If the whole universe were suddenly plunged in a mass of gelatine which has set, and one were to squeeze or alter the shape in any way of this gelatinous mass, there would still be something unchanged in the coagulated stuff. What is this something? And what is the calculus to use for it? The answer to these questions was the last stage for Einstein to cover in order to establish the equations of gravitation and General Relativity.


Here it was the penetrating genius of Henri Poincaré that indicated the path. It is very necessary to insist on this, as justice has not been done in the matter to the great French mathematician.

If all the bodies in the universe were to be simultaneously dilated, and to an identical extent, we should have no means of knowing it. Our instruments and our own bodies being similarly dilated, we should not perceive this formidable historical and cosmic event. It would not distract us for a moment from the trivialities of the hour.

What is more, not only will it be unrecognisable if worlds are modified in such a fashion as to alter the scale of lengths and time, but it would be impossible to distinguish between two worlds, if one single point of the first corresponds to each point of the second; if to each object or event of the one world there corresponds one of the same character, placed exactly in the same position, in the other. Now the successive and diverse deformations which we impose upon the gelatinous mass in which we metaphorically enclosed our entire universe in an earlier paragraph give us precisely indistinguishable worlds from this point of view. Poincaré has the distinction of first calling our attention to this and proving that the relativity of things must be understood in this very broad sense.

The amorphous and plastic continuum in which we place the universe has a certain number of properties which are exempt from all idea of measurement. The study of these properties is the work of a special geometry, a qualitative geometry. The theorems of this geometry have this peculiarity, that they would still be true even if the figures were copied by a clumsy draughtsman who made gross errors in the proportions and substituted irregular and wavy lines for straight lines.

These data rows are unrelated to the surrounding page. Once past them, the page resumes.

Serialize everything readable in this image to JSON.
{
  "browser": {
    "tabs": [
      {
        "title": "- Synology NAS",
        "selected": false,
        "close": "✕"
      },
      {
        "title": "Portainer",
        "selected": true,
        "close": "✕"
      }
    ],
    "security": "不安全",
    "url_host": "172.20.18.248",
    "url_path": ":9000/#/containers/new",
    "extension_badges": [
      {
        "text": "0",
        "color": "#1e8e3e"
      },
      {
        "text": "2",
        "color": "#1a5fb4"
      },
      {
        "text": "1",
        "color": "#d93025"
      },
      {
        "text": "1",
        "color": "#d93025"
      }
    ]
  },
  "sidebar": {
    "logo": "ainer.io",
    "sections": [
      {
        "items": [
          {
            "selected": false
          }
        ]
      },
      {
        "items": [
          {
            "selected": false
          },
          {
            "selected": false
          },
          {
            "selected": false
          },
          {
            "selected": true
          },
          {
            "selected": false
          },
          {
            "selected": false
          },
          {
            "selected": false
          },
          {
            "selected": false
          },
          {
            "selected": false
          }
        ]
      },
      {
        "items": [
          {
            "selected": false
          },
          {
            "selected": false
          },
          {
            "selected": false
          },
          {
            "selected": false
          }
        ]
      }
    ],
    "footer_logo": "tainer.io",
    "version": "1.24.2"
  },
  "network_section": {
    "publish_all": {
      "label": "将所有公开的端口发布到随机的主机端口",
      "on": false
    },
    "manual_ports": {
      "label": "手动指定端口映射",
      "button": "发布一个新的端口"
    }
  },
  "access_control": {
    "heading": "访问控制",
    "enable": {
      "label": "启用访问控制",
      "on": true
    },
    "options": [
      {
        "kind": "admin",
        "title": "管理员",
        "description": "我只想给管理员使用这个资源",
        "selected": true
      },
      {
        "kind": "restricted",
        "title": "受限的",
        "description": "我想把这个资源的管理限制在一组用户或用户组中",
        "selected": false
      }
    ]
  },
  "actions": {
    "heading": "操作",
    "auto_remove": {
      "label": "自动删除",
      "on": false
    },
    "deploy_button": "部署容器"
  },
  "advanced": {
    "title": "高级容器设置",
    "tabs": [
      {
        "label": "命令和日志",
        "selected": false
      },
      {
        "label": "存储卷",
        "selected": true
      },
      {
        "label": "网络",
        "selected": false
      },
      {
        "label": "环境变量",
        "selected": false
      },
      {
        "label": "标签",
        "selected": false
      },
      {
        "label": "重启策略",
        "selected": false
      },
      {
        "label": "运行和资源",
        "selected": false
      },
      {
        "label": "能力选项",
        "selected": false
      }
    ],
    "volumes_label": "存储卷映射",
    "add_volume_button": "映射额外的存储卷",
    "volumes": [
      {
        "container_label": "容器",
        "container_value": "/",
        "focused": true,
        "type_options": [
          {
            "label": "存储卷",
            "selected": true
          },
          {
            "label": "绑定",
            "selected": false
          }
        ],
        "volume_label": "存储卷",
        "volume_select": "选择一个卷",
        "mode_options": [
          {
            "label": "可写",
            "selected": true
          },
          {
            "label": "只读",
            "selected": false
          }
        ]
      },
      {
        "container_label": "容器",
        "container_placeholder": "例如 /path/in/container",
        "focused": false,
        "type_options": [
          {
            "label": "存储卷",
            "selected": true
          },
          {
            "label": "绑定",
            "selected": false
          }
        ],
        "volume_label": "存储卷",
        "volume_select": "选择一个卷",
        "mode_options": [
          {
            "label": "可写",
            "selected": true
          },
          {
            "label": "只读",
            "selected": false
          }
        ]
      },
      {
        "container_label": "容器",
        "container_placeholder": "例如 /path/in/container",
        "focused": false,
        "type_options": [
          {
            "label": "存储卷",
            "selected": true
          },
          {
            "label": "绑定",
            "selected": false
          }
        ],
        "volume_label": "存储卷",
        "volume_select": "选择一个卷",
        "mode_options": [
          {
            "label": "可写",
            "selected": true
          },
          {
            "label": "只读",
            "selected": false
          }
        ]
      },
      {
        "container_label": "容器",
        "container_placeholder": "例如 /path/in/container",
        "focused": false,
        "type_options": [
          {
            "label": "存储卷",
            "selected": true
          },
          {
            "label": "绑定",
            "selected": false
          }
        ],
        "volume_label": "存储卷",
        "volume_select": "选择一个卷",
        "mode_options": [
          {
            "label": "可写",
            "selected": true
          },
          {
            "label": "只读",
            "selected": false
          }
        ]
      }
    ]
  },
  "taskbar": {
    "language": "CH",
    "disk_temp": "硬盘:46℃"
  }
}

This is the geometry which, as Poincaré ably indicated, must be used for the four-dimensional and, according to its regions, more or less Euclidean continuum which is the Einsteinian universe. It is precisely this geometry which states what there is in common between the forms of objects seen by the drunken man and those seen by the water-drinker.

It is along this route, or a route analogous to this, that Einstein at last reached success. The universe being a more or less warped continuum, he proposed to apply to it the geometry created by Gauss for the study of surfaces of variable curvature: a geometry generalised by Riemann. It is by means of this special geometry that we express the fact that the “Interval” of events is an invariant.